We succeeded in taking that picture, and, if you look at it, you see a dot. That’s here. That’s home. That’s us. On it, everyone you ever heard of, every human being who ever lived, lived out their lives. The aggregate of all our joys and sufferings, thousands of confident religions, ideologies and economic doctrines, every hunter and forager, every hero and coward, every creator and destroyer of civilizations, every king and peasant, every young couple in love, every hopeful child, every mother and father, every inventor and explorer, every teacher of morals, every corrupt politician, every superstar, every supreme leader, every saint and sinner in the history of our species, lived there – on a mote of dust, suspended in a sunbeam.

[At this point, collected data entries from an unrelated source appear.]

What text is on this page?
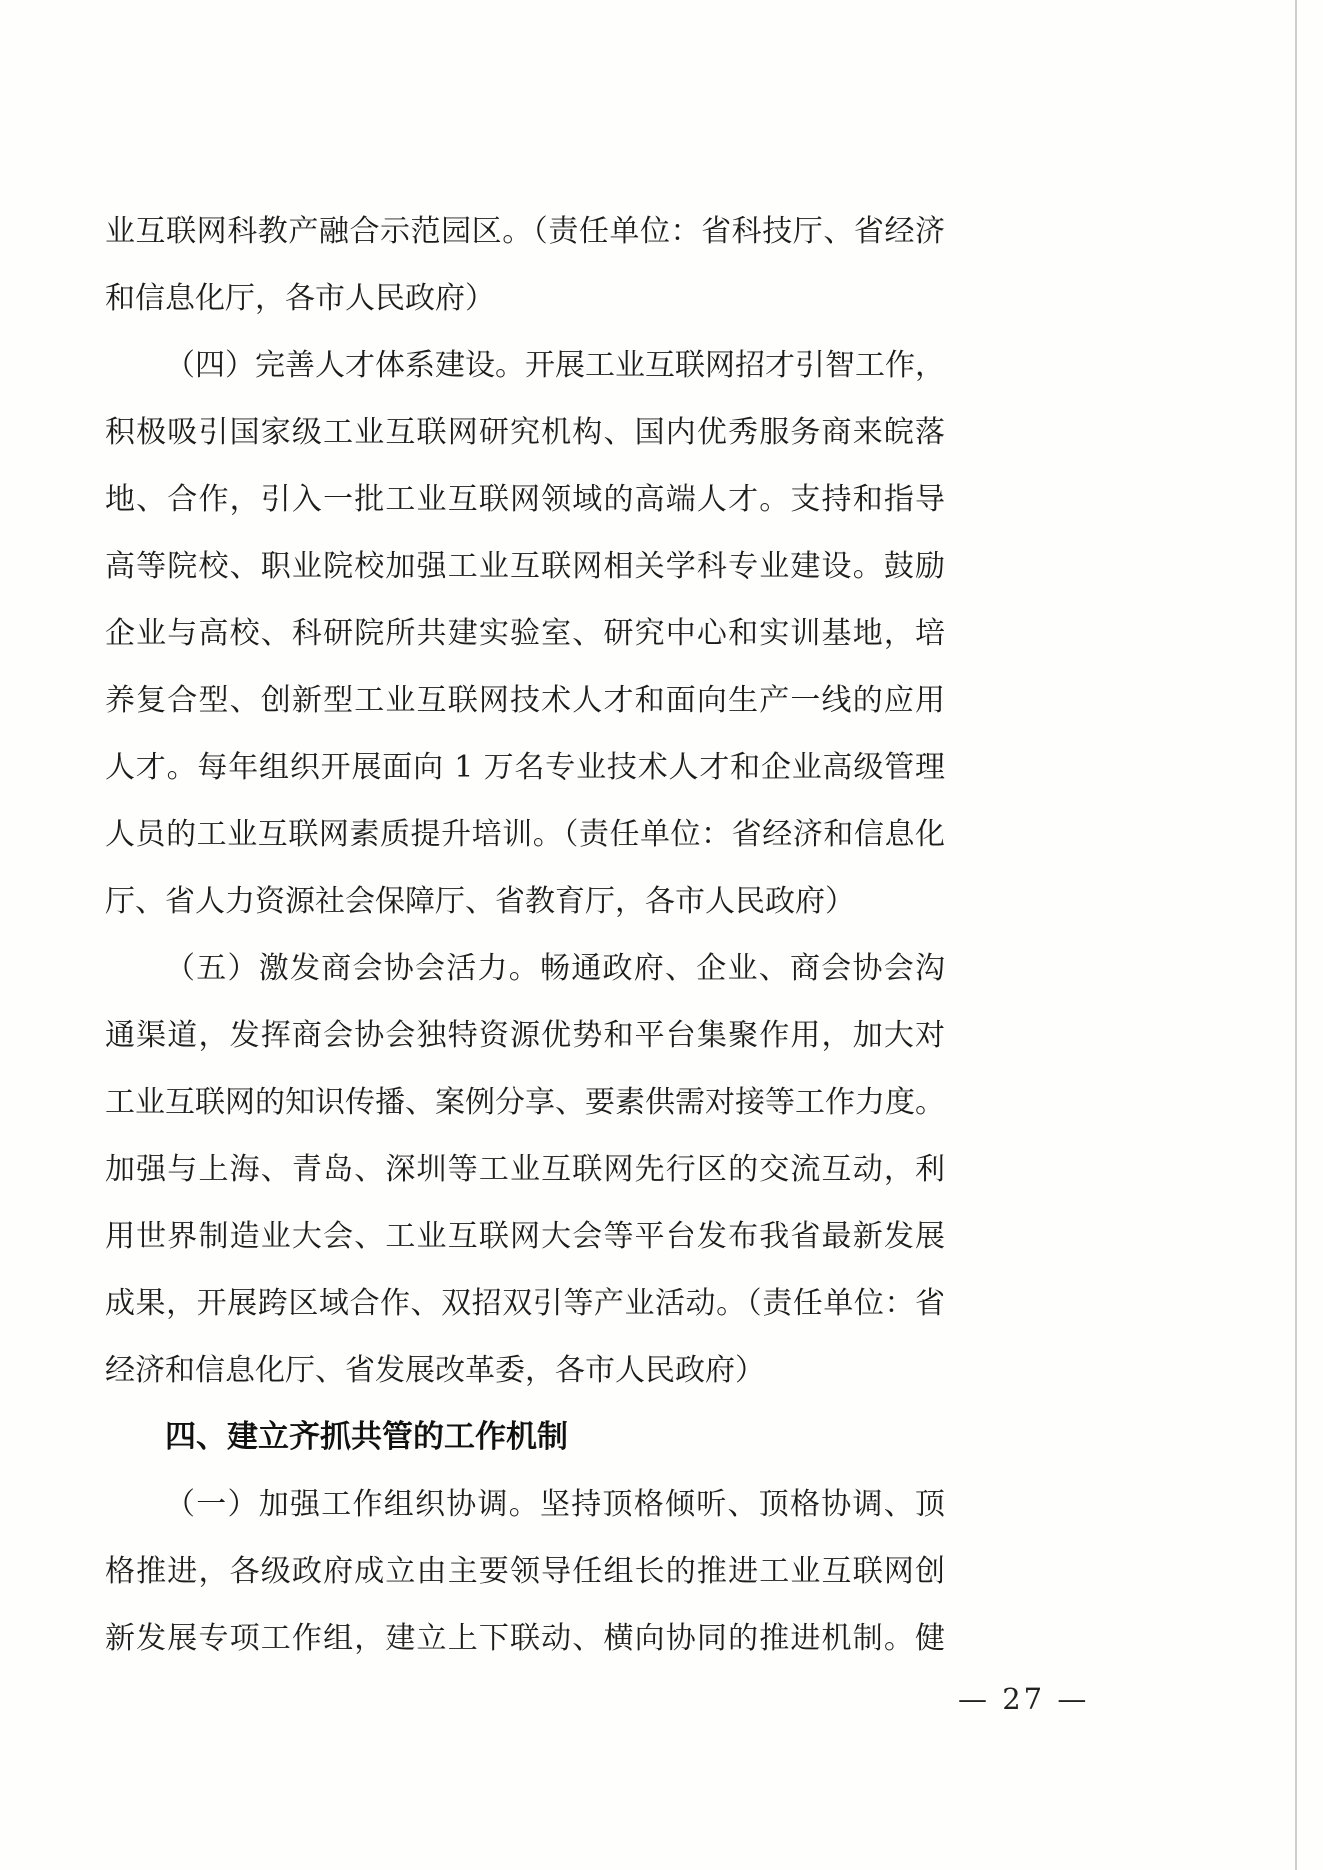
业互联网科教产融合示范园区。（责任单位：省科技厅、省经济
和信息化厅，各市人民政府）
（四）完善人才体系建设。开展工业互联网招才引智工作，
积极吸引国家级工业互联网研究机构、国内优秀服务商来皖落
地、合作，引入一批工业互联网领域的高端人才。支持和指导
高等院校、职业院校加强工业互联网相关学科专业建设。鼓励
企业与高校、科研院所共建实验室、研究中心和实训基地，培
养复合型、创新型工业互联网技术人才和面向生产一线的应用
人才。每年组织开展面向 1 万名专业技术人才和企业高级管理
人员的工业互联网素质提升培训。（责任单位：省经济和信息化
厅、省人力资源社会保障厅、省教育厅，各市人民政府）
（五）激发商会协会活力。畅通政府、企业、商会协会沟
通渠道，发挥商会协会独特资源优势和平台集聚作用，加大对
工业互联网的知识传播、案例分享、要素供需对接等工作力度。
加强与上海、青岛、深圳等工业互联网先行区的交流互动，利
用世界制造业大会、工业互联网大会等平台发布我省最新发展
成果，开展跨区域合作、双招双引等产业活动。（责任单位：省
经济和信息化厅、省发展改革委，各市人民政府）
四、建立齐抓共管的工作机制
（一）加强工作组织协调。坚持顶格倾听、顶格协调、顶
格推进，各级政府成立由主要领导任组长的推进工业互联网创
新发展专项工作组，建立上下联动、横向协同的推进机制。健
— 27 —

The Earth is a very small stage in a vast cosmic arena. Think of the rivers of blood spilled by all those generals and emperors so that in glory and in triumph they could become the momentary masters of a fraction of a dot. Think of the endless cruelties visited by the inhabitants of one corner of the dot on scarcely distinguishable inhabitants of some other corner of the dot. How frequent their misunderstandings, how eager they are to kill one another, how fervent their hatreds. Our posturings, our imagined self-importance, the delusion that we have some privileged position in the universe, are challenged by this point of pale light.
[…] To my mind, there is perhaps no better demonstration of the folly of human conceits than this distant image of our tiny world. To me, it underscores our responsibility to deal more kindly and compassionately with one another and to preserve and cherish that pale blue dot, the only home we’ve ever known.
We only get one home. There aren’t any other planets anywhere we can move to. This is it. How about we do more to take care of it? It’s not up to one person or one country or one people alone to do it, we have to work together. As one.